- For some, stress management is simply about compliance: ticking the health and safety boxes and having a stress policy to avoid tribunal or personal injury claims.
- For the more enlightened, embracing stress management makes business sense: better physical and mental performance increases productivity and enhances employee morale.
- Well-crafted health and wellbeing programmes for employees are an easy route into more tricky workplace issues, such as bullying, performance management and reducing absenteeism.
Every employer survey aimed at targeting the main workplace issues points to the same problem: stress.
Most employers have a policy many have done stress audits a smaller number have confidential employee assistance helplines. But the problem persists.
Employers who attempt to deal with stress fall into two camps: ‘the box ticker’ and ‘the enlightened’.
Stress is really no different from the diversity agenda: at one end of the spectrum it is about presenting statistics if the need arises at the other, it is about productivity and the retention of staff.
The box ticker has the policy, and may have conducted an audit indicating the key causes of stress in the workplace (and pity the employer who conducts the stress audit, gathers the evidence and then does nothing about it). But a dusty policy without life breath in an organisation is not worth the paper it is written on.
The enlightened, meanwhile, has adopted stress management initiatives that are much more creative and go to the heart of performance management and the culture of an organisation.
Some of the more interesting initiatives I have seen (and this is not restricted to large employers) include:
- Holiday monitoring – ensuring that staff are taking at least the Working Time Regulations minimum
- A formal relationship with stress counsellors or occupational health for referral purposes
- On-site gyms or gym sponsorship – often tied to monitored gym usage
- Duvet days – up to two days per year as personal time.
Health gurus are constantly telling us that better physical and mental performance increases productivity. But how does that work alongside a 24/7 service delivery culture?
The answer must be that employees are encouraged to find some time during their day to take care of themselves so the employer can take better care of the business.

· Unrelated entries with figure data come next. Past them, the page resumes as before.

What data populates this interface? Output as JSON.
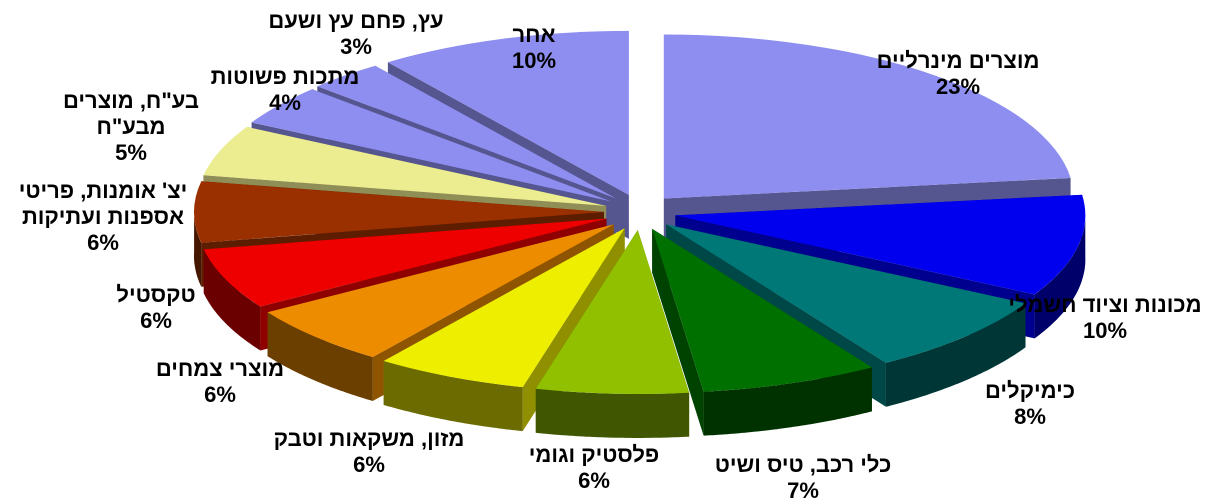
{
  "chart_data": {
    "type": "pie",
    "style": "3d-exploded",
    "title": "",
    "slices": [
      {
        "label": "מוצרים מינרליים",
        "value": 23,
        "value_label": "23%",
        "color": "#8e8ef0"
      },
      {
        "label": "מכונות וציוד חשמלי",
        "value": 10,
        "value_label": "10%",
        "color": "#0000ee"
      },
      {
        "label": "כימיקלים",
        "value": 8,
        "value_label": "8%",
        "color": "#007878"
      },
      {
        "label": "כלי רכב, טיס ושיט",
        "value": 7,
        "value_label": "7%",
        "color": "#007000"
      },
      {
        "label": "פלסטיק וגומי",
        "value": 6,
        "value_label": "6%",
        "color": "#90c000"
      },
      {
        "label": "מזון, משקאות וטבק",
        "value": 6,
        "value_label": "6%",
        "color": "#eeee00"
      },
      {
        "label": "מוצרי צמחים",
        "value": 6,
        "value_label": "6%",
        "color": "#ee8c00"
      },
      {
        "label": "טקסטיל",
        "value": 6,
        "value_label": "6%",
        "color": "#ee0000"
      },
      {
        "label": "יצ' אומנות, פריטי אספנות ועתיקות",
        "label_lines": [
          "יצ' אומנות, פריטי",
          "אספנות ועתיקות"
        ],
        "value": 6,
        "value_label": "6%",
        "color": "#9a3000"
      },
      {
        "label": "בע\"ח, מוצרים מבע\"ח",
        "label_lines": [
          "בע\"ח, מוצרים",
          "מבע\"ח"
        ],
        "value": 5,
        "value_label": "5%",
        "color": "#ecec90"
      },
      {
        "label": "מתכות פשוטות",
        "value": 4,
        "value_label": "4%",
        "color": "#8e8ef0"
      },
      {
        "label": "עץ, פחם עץ ושעם",
        "value": 3,
        "value_label": "3%",
        "color": "#8e8ef0"
      },
      {
        "label": "אחר",
        "value": 10,
        "value_label": "10%",
        "color": "#8e8ef0"
      }
    ]
  }
}
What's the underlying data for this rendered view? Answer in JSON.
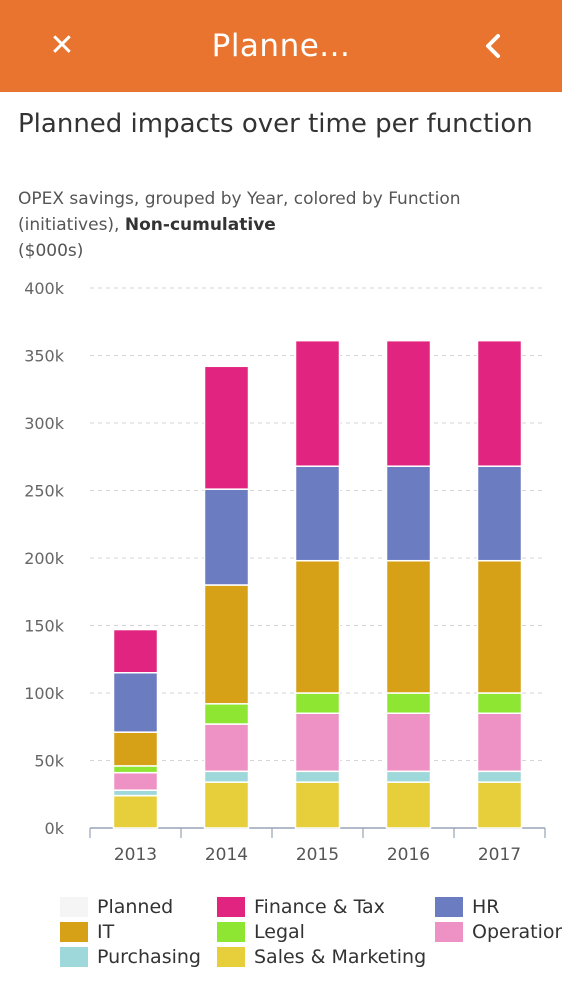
{
  "header": {
    "title": "Planne...",
    "close_icon": "close-icon",
    "back_icon": "chevron-left-icon",
    "color": "#e8742f"
  },
  "chart_title": "Planned impacts over time per function",
  "subtitle": {
    "prefix": "OPEX savings, grouped by Year, colored by Function (initiatives),",
    "bold": "Non-cumulative",
    "suffix": "($000s)"
  },
  "chart_data": {
    "type": "bar",
    "stacked": true,
    "categories": [
      "2013",
      "2014",
      "2015",
      "2016",
      "2017"
    ],
    "ylim": [
      0,
      400000
    ],
    "yticks": [
      "0k",
      "50k",
      "100k",
      "150k",
      "200k",
      "250k",
      "300k",
      "350k",
      "400k"
    ],
    "grid": true,
    "legend_position": "bottom",
    "series": [
      {
        "name": "Planned",
        "color": "#f5f5f5",
        "values": [
          0,
          0,
          0,
          0,
          0
        ]
      },
      {
        "name": "Sales & Marketing",
        "color": "#e6cf3a",
        "values": [
          24000,
          34000,
          34000,
          34000,
          34000
        ]
      },
      {
        "name": "Purchasing",
        "color": "#9fd8db",
        "values": [
          4000,
          8000,
          8000,
          8000,
          8000
        ]
      },
      {
        "name": "Operations",
        "color": "#ee92c6",
        "values": [
          13000,
          35000,
          43000,
          43000,
          43000
        ]
      },
      {
        "name": "Legal",
        "color": "#8ee632",
        "values": [
          5000,
          15000,
          15000,
          15000,
          15000
        ]
      },
      {
        "name": "IT",
        "color": "#d6a117",
        "values": [
          25000,
          88000,
          98000,
          98000,
          98000
        ]
      },
      {
        "name": "HR",
        "color": "#6c7cc1",
        "values": [
          44000,
          71000,
          70000,
          70000,
          70000
        ]
      },
      {
        "name": "Finance & Tax",
        "color": "#e0247f",
        "values": [
          32000,
          91000,
          93000,
          93000,
          93000
        ]
      }
    ]
  },
  "legend": [
    {
      "label": "Planned",
      "color": "#f5f5f5"
    },
    {
      "label": "Finance & Tax",
      "color": "#e0247f"
    },
    {
      "label": "HR",
      "color": "#6c7cc1"
    },
    {
      "label": "IT",
      "color": "#d6a117"
    },
    {
      "label": "Legal",
      "color": "#8ee632"
    },
    {
      "label": "Operations",
      "color": "#ee92c6"
    },
    {
      "label": "Purchasing",
      "color": "#9fd8db"
    },
    {
      "label": "Sales & Marketing",
      "color": "#e6cf3a"
    }
  ]
}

Of course, the best stress management initiatives are never going to get rid of the tactical stress card – the employee about to be disciplined or sacked who waves the sicknote citing stress. However, having a range of initiatives in place does allow an employer to manage the ‘tactical stressor’ more proactively.
Too many employers regard the tactical stressor as untouchable – it’s ‘tools down’ until the employee is fit to return.
But it is often the case that the cause of the ‘stress’ is the disciplinary or dismissal process itself – so pushing ahead with the process in a robust yet sensitive manner can alleviate the situation more effectively in the medium term.
Having a systematic plan for dealing with the genuinely stressed employee can force the tactical stressor down an established path that moves at a pace to suit the employer – and proactive stress management does not mean a process has to stand still.
Stress management can work. But it takes significant management time: training the business to recognise situations likely to cause stress, identifying the symptoms and how to manage the consequences.
So why bother? Ultimately it is about the fight to be employer of choice and the bottom line.